RE:RE:RE:RE:RE:RE:RE:RE:news for natoCalgaryrider wrote: If covenants are broken - and they likely are AGAIN, or on the verge of being broken - the senior lenders (the banks) can call their loans immediately, as in, this afternoon. This would make CUS bankrupt. Remember, they already relaxed their older covenenants - either because they were being trashed or on the verge of it.
When it's the duty of the management to serve the shareholder, why have they let them get trashed? Ask youself this.
If they are shelling out $70M in dividends / year and $20M in interest / year and NATO is cash flow negative regardless of all this, that $100M EBITDA just got consumed.
Now if the options to sell NATO are all below constructed value, does CUS really have any viable options to manage their debt?
I do agree that management has had the option to cut dividends for more than a year, but, ask youself why that hasn't happened.
There is a reason this stock has been getting beat down like a cancerous dog.
It's because others can do math.
I'm not saying Canexus assets are worth nothing, but with the combination of debt, escalating operational issues, tighter capital markets, decreased NATO asset value and a management team that clearly has no regard for what the market wants, this situtation could (and has been) spiralling out of control.
Management has backed itself into a corner where all the work and capital they've expended in the last three years of business has actually gone towards lowering the combined value of their assets and the share price. Good management just simply doesn't do this. And remember this happened at $100 Oil!
3 years! The market has no trust in them, and I'd be surprised if NATO suitors do at their core either.
Do as you wish, everyone. I'm just saying, be careful.
I hope they get a $500M offer and at least break-even on this, but I doubt they will.
I've been waiting to jump in, but see no real sign/indication that now is the right time.
Covenants are on the verge of being broken again? (AGAIN? - Can you show me when in the PAST they were broken cuz i'm sure that would have made front page news).
If you are taking total debt to EBITDA to back up your claim they are on the verge of breaking thier covenant, then clearly you haven't read the definition of total debt. I'll help you out (pg. 72 of 2013 annual report)
Consolidated Senior Debt, Consolidated Total Debt and Consolidated EBITDA are defined within the credit facility agreement.Consolidated Senior Debt is defined as the aggregate of all long-term debt of the Corporation, including the Corporation’s shortterm
swing line loans, less subordinated long-term debt and intercompany subordinated long-term debt. Consolidated Total Debt is the sum of Consolidated Senior Debt plus subordinated long-term debt. The covenants specifically exclude the convertible debentures from the definitions of debt.

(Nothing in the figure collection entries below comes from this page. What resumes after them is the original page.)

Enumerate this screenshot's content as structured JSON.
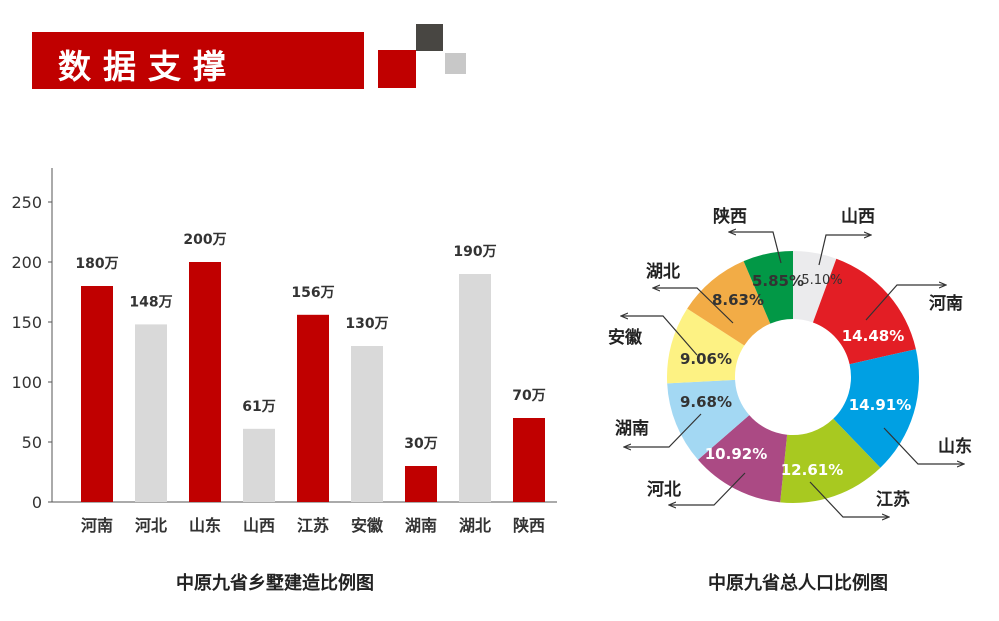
{
  "header": {
    "title": "数据支撑"
  },
  "colors": {
    "red": "#c00000",
    "grey": "#d9d9d9",
    "dark_square": "#484642",
    "light_square": "#c8c8c8"
  },
  "chart_data": [
    {
      "type": "bar",
      "title": "中原九省乡墅建造比例图",
      "categories": [
        "河南",
        "河北",
        "山东",
        "山西",
        "江苏",
        "安徽",
        "湖南",
        "湖北",
        "陕西"
      ],
      "values": [
        180,
        148,
        200,
        61,
        156,
        130,
        30,
        190,
        70
      ],
      "data_labels": [
        "180万",
        "148万",
        "200万",
        "61万",
        "156万",
        "130万",
        "30万",
        "190万",
        "70万"
      ],
      "bar_colors": [
        "#c00000",
        "#d9d9d9",
        "#c00000",
        "#d9d9d9",
        "#c00000",
        "#d9d9d9",
        "#c00000",
        "#d9d9d9",
        "#c00000"
      ],
      "yticks": [
        0,
        50,
        100,
        150,
        200,
        250
      ],
      "ylim": [
        0,
        250
      ],
      "xlabel": "",
      "ylabel": "",
      "grid": false
    },
    {
      "type": "pie",
      "title": "中原九省总人口比例图",
      "donut": true,
      "labels": [
        "山西",
        "河南",
        "山东",
        "江苏",
        "河北",
        "湖南",
        "安徽",
        "湖北",
        "陕西"
      ],
      "values": [
        5.1,
        14.48,
        14.91,
        12.61,
        10.92,
        9.68,
        9.06,
        8.63,
        5.85
      ],
      "value_labels": [
        "5.10%",
        "14.48%",
        "14.91%",
        "12.61%",
        "10.92%",
        "9.68%",
        "9.06%",
        "8.63%",
        "5.85%"
      ],
      "colors": [
        "#ebebed",
        "#e31e25",
        "#00a0e3",
        "#a8c920",
        "#ab4a84",
        "#a3d8f3",
        "#fdf283",
        "#f2ac46",
        "#029846"
      ],
      "label_colors": [
        "#333333",
        "#ffffff",
        "#ffffff",
        "#ffffff",
        "#ffffff",
        "#333333",
        "#333333",
        "#333333",
        "#333333"
      ]
    }
  ]
}
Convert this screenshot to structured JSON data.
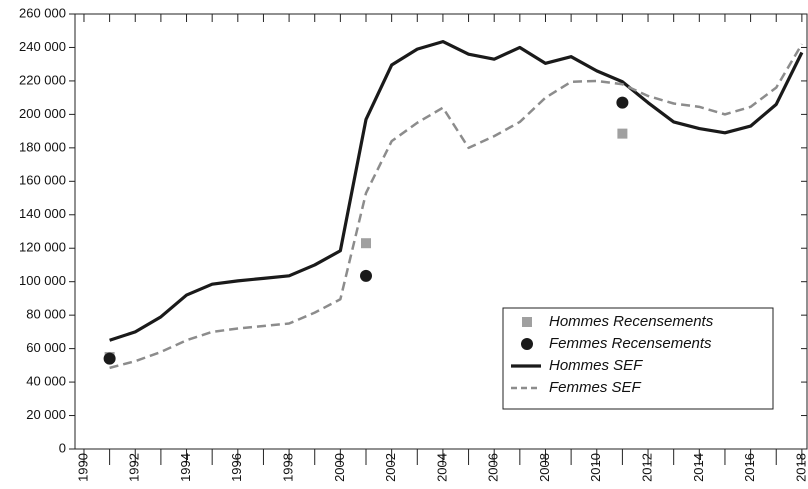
{
  "chart_data": {
    "type": "line",
    "x": [
      1991,
      1992,
      1993,
      1994,
      1995,
      1996,
      1997,
      1998,
      1999,
      2000,
      2001,
      2002,
      2003,
      2004,
      2005,
      2006,
      2007,
      2008,
      2009,
      2010,
      2011,
      2012,
      2013,
      2014,
      2015,
      2016,
      2017,
      2018
    ],
    "series": [
      {
        "name": "Hommes Recensements",
        "type": "scatter",
        "marker": "square",
        "color": "#a0a0a0",
        "x": [
          1991,
          2001,
          2011
        ],
        "values": [
          55000,
          123000,
          188500
        ]
      },
      {
        "name": "Femmes Recensements",
        "type": "scatter",
        "marker": "circle",
        "color": "#1a1a1a",
        "x": [
          1991,
          2001,
          2011
        ],
        "values": [
          54000,
          103500,
          207000
        ]
      },
      {
        "name": "Hommes SEF",
        "type": "line",
        "dash": "solid",
        "color": "#1a1a1a",
        "values": [
          65000,
          70000,
          79000,
          92000,
          98500,
          100500,
          102000,
          103500,
          110000,
          118500,
          197000,
          229500,
          239000,
          243500,
          236000,
          233000,
          240000,
          230500,
          234500,
          226000,
          219500,
          207000,
          195500,
          191500,
          189000,
          193000,
          206000,
          237000
        ]
      },
      {
        "name": "Femmes SEF",
        "type": "line",
        "dash": "dashed",
        "color": "#8c8c8c",
        "values": [
          48500,
          52500,
          58000,
          65000,
          70000,
          72000,
          73500,
          75000,
          81500,
          89500,
          153000,
          184000,
          195000,
          204000,
          180000,
          187000,
          195500,
          210000,
          219500,
          220000,
          218000,
          211000,
          206500,
          204500,
          200000,
          204500,
          216000,
          242000
        ]
      }
    ],
    "xlim": [
      1989.65,
      2018.2
    ],
    "xticks": [
      1990,
      1992,
      1994,
      1996,
      1998,
      2000,
      2002,
      2004,
      2006,
      2008,
      2010,
      2012,
      2014,
      2016,
      2018
    ],
    "x_minor_ticks": [
      1991,
      1993,
      1995,
      1997,
      1999,
      2001,
      2003,
      2005,
      2007,
      2009,
      2011,
      2013,
      2015,
      2017
    ],
    "ylim": [
      0,
      260000
    ],
    "yticks": [
      {
        "value": 0,
        "label": "0"
      },
      {
        "value": 20000,
        "label": "20 000"
      },
      {
        "value": 40000,
        "label": "40 000"
      },
      {
        "value": 60000,
        "label": "60 000"
      },
      {
        "value": 80000,
        "label": "80 000"
      },
      {
        "value": 100000,
        "label": "100 000"
      },
      {
        "value": 120000,
        "label": "120 000"
      },
      {
        "value": 140000,
        "label": "140 000"
      },
      {
        "value": 160000,
        "label": "160 000"
      },
      {
        "value": 180000,
        "label": "180 000"
      },
      {
        "value": 200000,
        "label": "200 000"
      },
      {
        "value": 220000,
        "label": "220 000"
      },
      {
        "value": 240000,
        "label": "240 000"
      },
      {
        "value": 260000,
        "label": "260 000"
      }
    ],
    "legend": "lower right"
  }
}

So total debt (say $591), less convertable debt of $312, equals $279 divided by say a conservative $120M EBITDA for 2015 - equals 2.32 - WELL below 4.5. Senior debt to EBITDA would obviously be lower.
Do you honestly think a bank would relax a debt covenent if Canexus was on the verge of breaking it? What, they figured they'd be nice, "throw good ol Douggy and the boys at Canexus a bone"...I mean seriously. If they were even close to breaking the covenent, they would force management to cut the dividend, sell assets, etc - but they are not. So why increase debt covenants? Merely as a precaution to give Canexus room to negotiate and if necessary, hold on to NATO until oil prices recover to calm a nervous market - plain and simple. Why haven't they cut the dividend? Why should they if they are midway through a negotation that will put a big dent in thier debt load with money to reinvest? Seriously, the arguments being made here are questionable at best.
Look. It's clear to me many are disgrunted at having gotten in at $5.00+ or even $7.00+ and lost more than 50-65%%. That's understandable, but past performance should not cloud your judgement on the fundamentals of the underlying, cash-producing, stable assets. That is the simple point i'm trying to make. If you (the reader) are in Canexus - stay in - (what have you got to lose)? Management seems determined to unload NATO and there is nothing to suggest they won't do so in a few months. Worst thing you can do is sell now, and kick yourself later when prices actually do recover. At this point, you are getting NATO for free and a discount on the chemicals business at these prices depending on the multiple you use. With the Canadian dollar falling, that increases EBITDA for Canexus in 2015 for thier chemicals segments. That's called a crazy irrational bargain to me.
I'm sure readers on this site will judge for themselves and weed out uninformed opinions (bordering on conspiracy theories on par with a belief that Area 51 still houses alien bodies) on the merits of Canexus going forward.
Sorry to be harsh but if you're going to say something, back it up. (I gave up on Kherson a long time ago but you I haven't come across yet so sharing with you what I shared with Kherson back in the day - if you claim they are on the verge of bankruptcy - at least show you've done the homework so people like me can be swayed).